Nepomuceno, who has worked at Mitla Cafe for eight years, takes each ball of flour masa dough and rolls it out by hand into a soft round. With a steel roller and just the right amount of pressure, she flattens the balls into an imperfect disk before placing them on the griddle. Once finished, she adds each tortilla to a steaming stack to her right. Their flour tortillas are buttery, chewy and ready to be wrapped around everything.

The 52-year-old Oaxaca native says it's not uncommon for people to stop for a peek inside the kitchen window that faces 6th Street. "They always tell us how good the tortillas are," Nepomuceno said. "It's true, food is much better to eat with warm tortillas."

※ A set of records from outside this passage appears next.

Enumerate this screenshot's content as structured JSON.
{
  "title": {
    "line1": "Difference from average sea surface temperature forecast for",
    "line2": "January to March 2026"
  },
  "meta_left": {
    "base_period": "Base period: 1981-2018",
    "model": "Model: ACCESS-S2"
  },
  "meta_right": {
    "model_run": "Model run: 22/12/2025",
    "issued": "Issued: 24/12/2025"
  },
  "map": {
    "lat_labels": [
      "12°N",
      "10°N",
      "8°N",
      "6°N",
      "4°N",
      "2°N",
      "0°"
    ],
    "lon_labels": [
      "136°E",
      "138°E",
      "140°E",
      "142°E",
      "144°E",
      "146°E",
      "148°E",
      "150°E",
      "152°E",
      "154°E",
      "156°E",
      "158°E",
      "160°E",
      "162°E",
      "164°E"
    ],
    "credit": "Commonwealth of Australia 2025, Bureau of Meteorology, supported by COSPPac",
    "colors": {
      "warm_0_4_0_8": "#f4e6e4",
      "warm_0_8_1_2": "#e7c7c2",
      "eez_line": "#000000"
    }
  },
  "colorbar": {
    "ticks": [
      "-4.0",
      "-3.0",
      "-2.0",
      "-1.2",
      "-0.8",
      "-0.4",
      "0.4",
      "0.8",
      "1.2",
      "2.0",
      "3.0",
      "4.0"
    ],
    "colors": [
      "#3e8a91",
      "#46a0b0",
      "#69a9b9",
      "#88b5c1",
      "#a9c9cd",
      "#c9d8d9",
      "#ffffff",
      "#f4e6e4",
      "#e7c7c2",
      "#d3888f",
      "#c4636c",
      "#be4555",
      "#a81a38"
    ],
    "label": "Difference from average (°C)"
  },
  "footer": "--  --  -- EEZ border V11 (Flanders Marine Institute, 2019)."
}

Making corn tortillas by hand and in-house is relatively new, and just in time for KCRW and Gustavo's Great Tortilla Tournament, where Mitla has landed in the Suave 16 for three years in a row. It returns this year as a #2 seed. De Paz uses a hand press on the corn masa and estimates she makes 46 dozen corn tortillas for the week. That's 552 tortillas, if you're counting.


A stack of freshly made tortillas at Mitla Cafe. Photo courtesy of Mitla Cafe

"Our tortillas don't have any preservatives," said the 50-year-old De Paz. "In stores there's a lot of tortillas with preservatives so that they last longer, but here in the restaurant, the tortillas are freshly made, all natural and delicious. I personally enjoy both." 

Nepomuceno and De Paz feel proud to continue Mitla's legacy.  

"Nowadays it seems like they have machines everywhere to make tortillas," Nepomuceno said. "But not here." 

For Montaño, a tortilla is much more than just a vessel to eat. 

"It's my childhood. Now, it feels like I'm looking in a mirror when I watch my oldest son get a flour tortilla with two hands and take a big whiff of it before he takes a bite," he said with a smile. "I remember being a kid doing the same thing –– and I didn't teach him to do that –– it's just innate."